Sebanyak tiga tentara tewas pada Minggu, dan satu lainnya pada Senin kemarin dalam tembakan artileri yang meletus pada akhir pekan kemarin di dekat wilayah Tavush. Bentrokan juga melukai dua tentara Armenia dan lima tentara Azerbaijan.
Dilansir dari Al Jazeera, Selasa 14 Juli 2020, kedua negara saling menuduh pihak mana yang memulai pertempuran. Perdana Menteri Armenia Nikol Pashinyan mengatakan bahwa provokasi dari Azerbaijan tidak akan dijawab.
"Kami akan bereaksi terhadap tindakan Azerbaijan, termasuk dengan mengambil posisi menguntungkan di wilayah mereka," kata Menteri Pertahanan David Tonoyan.
Dia mengatakan pasukan Armenia tidak menembak sasaran sipil di Azerbaijan. Namun, pihaknya menargetkan infrastruktur dan fasilitas angkatan bersenjata negara tetangganya itu.
Menteri Luar Negeri Armenia Zohrab Mnatskanyan membahas krisis ini melalui telepon dengan kepala Organisasi Perjanjian Keamanan Kolektif (CSTO).
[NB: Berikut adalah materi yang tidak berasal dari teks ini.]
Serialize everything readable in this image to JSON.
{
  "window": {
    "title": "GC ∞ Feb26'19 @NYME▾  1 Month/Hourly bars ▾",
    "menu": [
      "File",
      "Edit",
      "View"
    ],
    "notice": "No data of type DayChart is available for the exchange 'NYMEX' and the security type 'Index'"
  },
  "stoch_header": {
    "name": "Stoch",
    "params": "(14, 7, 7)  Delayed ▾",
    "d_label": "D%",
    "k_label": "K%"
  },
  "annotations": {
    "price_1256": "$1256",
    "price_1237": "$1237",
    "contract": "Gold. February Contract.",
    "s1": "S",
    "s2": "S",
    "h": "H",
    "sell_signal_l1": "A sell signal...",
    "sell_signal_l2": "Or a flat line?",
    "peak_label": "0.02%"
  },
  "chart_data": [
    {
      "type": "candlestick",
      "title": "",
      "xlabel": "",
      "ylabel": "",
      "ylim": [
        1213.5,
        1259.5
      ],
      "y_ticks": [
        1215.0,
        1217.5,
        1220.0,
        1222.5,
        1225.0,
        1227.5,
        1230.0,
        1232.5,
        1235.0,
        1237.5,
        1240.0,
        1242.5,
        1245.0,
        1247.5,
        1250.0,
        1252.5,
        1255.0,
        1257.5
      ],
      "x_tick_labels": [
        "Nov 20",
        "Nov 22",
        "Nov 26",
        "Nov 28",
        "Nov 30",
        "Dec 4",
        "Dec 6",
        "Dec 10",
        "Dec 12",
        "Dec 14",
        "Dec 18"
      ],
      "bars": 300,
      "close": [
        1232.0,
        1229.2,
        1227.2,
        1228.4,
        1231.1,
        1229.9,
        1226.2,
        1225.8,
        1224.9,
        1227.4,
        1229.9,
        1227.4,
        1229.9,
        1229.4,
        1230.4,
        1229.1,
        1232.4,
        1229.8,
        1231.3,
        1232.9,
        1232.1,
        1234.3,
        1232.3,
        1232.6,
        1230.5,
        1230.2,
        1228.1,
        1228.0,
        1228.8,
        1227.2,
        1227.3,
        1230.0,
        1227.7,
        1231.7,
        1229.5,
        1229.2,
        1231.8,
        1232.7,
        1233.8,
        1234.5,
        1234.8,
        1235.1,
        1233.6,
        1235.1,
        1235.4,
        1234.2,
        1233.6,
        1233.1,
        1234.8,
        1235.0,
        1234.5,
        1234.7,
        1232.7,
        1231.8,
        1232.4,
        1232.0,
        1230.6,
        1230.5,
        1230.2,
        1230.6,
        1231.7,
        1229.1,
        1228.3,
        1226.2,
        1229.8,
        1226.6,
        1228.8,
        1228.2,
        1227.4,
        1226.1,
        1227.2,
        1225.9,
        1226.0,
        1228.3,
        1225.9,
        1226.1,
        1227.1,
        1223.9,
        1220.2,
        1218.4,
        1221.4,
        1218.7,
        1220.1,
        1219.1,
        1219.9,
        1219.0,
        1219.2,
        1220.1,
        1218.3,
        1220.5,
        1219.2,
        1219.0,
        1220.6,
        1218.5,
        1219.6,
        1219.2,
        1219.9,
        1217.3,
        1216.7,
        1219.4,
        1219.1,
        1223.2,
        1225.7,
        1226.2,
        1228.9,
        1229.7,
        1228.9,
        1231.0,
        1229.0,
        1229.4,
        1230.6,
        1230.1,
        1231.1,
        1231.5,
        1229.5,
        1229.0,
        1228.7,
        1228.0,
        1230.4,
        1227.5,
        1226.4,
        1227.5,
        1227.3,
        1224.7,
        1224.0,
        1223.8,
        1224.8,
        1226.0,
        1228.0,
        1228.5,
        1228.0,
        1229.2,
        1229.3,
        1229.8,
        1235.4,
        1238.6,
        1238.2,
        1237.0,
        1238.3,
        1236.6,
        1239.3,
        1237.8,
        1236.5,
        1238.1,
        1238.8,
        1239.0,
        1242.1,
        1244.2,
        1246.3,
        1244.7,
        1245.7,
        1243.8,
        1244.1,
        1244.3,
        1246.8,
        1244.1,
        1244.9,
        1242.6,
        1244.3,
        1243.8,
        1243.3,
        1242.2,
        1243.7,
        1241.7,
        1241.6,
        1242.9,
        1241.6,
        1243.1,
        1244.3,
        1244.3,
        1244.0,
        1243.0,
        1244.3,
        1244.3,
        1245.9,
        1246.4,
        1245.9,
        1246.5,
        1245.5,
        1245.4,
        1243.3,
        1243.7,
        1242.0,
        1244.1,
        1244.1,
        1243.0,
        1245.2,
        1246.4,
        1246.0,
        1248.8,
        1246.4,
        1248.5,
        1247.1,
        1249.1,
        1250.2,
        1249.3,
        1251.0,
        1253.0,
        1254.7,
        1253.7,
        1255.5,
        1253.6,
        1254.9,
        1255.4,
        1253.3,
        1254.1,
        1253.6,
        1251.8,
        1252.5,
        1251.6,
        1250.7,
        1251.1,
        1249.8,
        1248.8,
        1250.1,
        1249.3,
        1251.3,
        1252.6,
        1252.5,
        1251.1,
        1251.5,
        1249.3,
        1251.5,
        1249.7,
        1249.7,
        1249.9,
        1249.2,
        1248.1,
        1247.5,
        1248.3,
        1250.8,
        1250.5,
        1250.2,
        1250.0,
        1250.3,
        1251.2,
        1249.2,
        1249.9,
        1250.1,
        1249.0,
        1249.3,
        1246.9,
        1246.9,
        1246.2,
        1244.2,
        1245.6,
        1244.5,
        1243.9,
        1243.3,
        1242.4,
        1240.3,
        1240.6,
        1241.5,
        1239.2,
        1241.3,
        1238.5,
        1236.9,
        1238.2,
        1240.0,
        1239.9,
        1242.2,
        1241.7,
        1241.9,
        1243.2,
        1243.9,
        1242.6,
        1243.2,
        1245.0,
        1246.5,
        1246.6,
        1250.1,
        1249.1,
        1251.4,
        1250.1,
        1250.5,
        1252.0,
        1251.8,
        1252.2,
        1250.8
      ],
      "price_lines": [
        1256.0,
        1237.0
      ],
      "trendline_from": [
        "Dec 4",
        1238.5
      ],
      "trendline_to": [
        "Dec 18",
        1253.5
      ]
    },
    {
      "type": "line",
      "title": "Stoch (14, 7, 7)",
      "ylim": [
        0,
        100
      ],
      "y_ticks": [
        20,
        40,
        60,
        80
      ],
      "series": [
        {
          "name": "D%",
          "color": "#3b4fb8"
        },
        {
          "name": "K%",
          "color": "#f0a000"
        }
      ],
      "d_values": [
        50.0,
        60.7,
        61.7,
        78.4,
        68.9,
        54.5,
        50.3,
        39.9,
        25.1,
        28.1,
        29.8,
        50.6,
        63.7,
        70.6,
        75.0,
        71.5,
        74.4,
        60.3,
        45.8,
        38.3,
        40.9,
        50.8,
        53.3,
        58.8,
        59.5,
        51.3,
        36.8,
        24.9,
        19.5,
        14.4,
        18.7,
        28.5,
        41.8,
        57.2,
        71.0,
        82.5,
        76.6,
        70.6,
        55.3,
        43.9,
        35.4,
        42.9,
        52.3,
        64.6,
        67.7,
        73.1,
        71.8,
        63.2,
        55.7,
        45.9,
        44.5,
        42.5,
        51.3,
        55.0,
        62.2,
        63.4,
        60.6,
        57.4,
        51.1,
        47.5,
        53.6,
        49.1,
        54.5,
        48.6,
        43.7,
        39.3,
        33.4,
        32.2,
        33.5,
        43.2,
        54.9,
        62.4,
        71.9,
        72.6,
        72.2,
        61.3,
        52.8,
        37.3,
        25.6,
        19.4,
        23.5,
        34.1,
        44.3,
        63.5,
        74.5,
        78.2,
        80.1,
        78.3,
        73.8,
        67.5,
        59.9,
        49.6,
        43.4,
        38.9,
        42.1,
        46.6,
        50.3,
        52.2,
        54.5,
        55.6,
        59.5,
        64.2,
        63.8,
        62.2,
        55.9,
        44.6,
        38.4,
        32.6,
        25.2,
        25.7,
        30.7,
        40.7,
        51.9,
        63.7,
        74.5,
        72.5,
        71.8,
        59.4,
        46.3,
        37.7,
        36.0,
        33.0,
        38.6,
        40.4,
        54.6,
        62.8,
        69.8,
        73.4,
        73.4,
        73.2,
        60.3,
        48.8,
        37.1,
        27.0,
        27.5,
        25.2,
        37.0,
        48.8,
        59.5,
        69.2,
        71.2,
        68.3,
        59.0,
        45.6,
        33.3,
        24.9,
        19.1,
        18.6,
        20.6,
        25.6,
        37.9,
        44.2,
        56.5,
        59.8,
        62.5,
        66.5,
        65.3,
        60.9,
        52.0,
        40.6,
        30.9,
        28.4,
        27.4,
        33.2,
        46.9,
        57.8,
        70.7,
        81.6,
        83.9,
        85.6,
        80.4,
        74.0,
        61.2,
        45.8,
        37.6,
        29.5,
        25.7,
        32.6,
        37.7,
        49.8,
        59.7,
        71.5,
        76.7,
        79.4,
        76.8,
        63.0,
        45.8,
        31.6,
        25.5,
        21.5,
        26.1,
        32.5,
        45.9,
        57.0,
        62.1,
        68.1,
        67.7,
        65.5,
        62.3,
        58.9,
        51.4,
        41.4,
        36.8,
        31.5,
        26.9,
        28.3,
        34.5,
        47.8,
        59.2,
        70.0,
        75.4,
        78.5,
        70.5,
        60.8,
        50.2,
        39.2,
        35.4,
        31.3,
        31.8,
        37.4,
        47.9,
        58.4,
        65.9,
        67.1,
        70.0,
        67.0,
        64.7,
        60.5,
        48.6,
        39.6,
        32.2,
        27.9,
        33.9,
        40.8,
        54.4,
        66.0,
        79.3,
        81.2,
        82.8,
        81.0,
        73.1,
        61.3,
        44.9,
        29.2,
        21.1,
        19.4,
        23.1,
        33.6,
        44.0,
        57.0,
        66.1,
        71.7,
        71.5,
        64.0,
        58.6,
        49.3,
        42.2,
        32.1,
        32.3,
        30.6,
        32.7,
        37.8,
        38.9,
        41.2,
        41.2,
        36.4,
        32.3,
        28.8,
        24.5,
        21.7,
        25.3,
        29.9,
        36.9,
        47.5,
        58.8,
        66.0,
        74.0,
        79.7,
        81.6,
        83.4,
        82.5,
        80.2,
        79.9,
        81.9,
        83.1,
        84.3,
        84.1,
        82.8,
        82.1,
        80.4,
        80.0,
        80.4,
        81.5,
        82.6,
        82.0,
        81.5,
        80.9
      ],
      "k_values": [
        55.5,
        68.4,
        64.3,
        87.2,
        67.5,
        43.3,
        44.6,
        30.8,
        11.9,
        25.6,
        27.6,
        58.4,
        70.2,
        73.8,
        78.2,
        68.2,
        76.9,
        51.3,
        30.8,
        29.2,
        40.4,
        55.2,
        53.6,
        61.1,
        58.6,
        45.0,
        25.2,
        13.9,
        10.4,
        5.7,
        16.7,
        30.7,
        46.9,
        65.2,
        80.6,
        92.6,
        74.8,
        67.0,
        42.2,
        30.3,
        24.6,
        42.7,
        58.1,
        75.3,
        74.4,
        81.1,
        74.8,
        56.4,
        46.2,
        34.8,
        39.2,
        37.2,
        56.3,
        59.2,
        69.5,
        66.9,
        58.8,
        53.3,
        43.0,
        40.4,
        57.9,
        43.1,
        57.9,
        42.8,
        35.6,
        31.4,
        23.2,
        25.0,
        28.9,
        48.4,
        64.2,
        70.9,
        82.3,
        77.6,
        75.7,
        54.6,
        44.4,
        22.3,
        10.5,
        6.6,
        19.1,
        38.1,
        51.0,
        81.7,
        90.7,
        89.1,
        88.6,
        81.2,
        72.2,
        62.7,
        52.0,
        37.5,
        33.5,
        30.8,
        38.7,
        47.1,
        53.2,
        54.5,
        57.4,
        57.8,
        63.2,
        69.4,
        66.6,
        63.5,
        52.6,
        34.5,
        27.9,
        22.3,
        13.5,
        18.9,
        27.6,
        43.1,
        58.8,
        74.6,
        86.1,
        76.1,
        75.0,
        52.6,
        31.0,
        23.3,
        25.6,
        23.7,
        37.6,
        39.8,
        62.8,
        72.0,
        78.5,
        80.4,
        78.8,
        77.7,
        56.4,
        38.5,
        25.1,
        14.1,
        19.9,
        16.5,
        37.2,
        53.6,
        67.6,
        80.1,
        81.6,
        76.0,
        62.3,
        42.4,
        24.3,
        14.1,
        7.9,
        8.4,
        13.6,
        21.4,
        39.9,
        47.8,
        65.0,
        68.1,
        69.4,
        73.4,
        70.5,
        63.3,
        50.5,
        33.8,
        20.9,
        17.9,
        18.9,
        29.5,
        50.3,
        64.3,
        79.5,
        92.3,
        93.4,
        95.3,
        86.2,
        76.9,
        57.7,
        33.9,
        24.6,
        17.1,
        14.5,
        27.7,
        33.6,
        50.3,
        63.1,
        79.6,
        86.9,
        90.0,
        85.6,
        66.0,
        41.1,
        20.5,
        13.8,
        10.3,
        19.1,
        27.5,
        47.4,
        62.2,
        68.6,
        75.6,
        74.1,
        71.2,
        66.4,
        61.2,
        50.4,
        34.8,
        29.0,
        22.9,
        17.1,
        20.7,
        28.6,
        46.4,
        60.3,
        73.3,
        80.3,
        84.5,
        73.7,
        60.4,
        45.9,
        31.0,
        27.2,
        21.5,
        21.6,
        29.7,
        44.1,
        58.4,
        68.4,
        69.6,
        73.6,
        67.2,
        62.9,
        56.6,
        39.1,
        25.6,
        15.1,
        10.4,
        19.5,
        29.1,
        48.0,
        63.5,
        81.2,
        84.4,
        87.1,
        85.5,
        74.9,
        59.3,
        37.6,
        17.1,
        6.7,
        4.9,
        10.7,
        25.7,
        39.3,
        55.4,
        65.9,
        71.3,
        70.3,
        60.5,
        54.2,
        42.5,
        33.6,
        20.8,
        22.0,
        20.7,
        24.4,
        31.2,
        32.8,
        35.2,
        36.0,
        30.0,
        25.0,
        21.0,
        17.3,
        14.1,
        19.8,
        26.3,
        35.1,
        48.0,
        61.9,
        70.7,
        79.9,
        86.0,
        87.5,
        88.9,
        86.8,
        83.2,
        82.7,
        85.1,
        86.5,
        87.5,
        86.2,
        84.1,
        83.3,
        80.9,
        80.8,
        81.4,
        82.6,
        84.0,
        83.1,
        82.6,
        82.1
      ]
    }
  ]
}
Sementara itu, kantor Presiden Azerbaijan Ilham Aliyev mengatakan Armenia melakukan penyerangan untuk menarik CSTO dalam pertempuran. CSTO merupakan blok militer yang dipimpin Rusia.
Meski demikian, Kementerian Luar Negeri Turki mengeluarkan pernyataan mendukung Azerbaijan. "Turki akan terus, dengan segala kemampuannya, untuk berdiri dengan Azerbaijan dalam perjuangan melindungi integritas teritorialnya," kata kementerian itu.
Armenia yang didukung Rusia, dan Azerbaijan yang didukung Turki saling bersaing untuk mendapat pengaruh geopolitik di kawasan strategis. Bekas republik Soviet ini telah 30 tahun berkonflik atas Nagorno-Karabakh, wilayah yang memisahkan diri, yang menjadi perang berdarah pada 1990-an.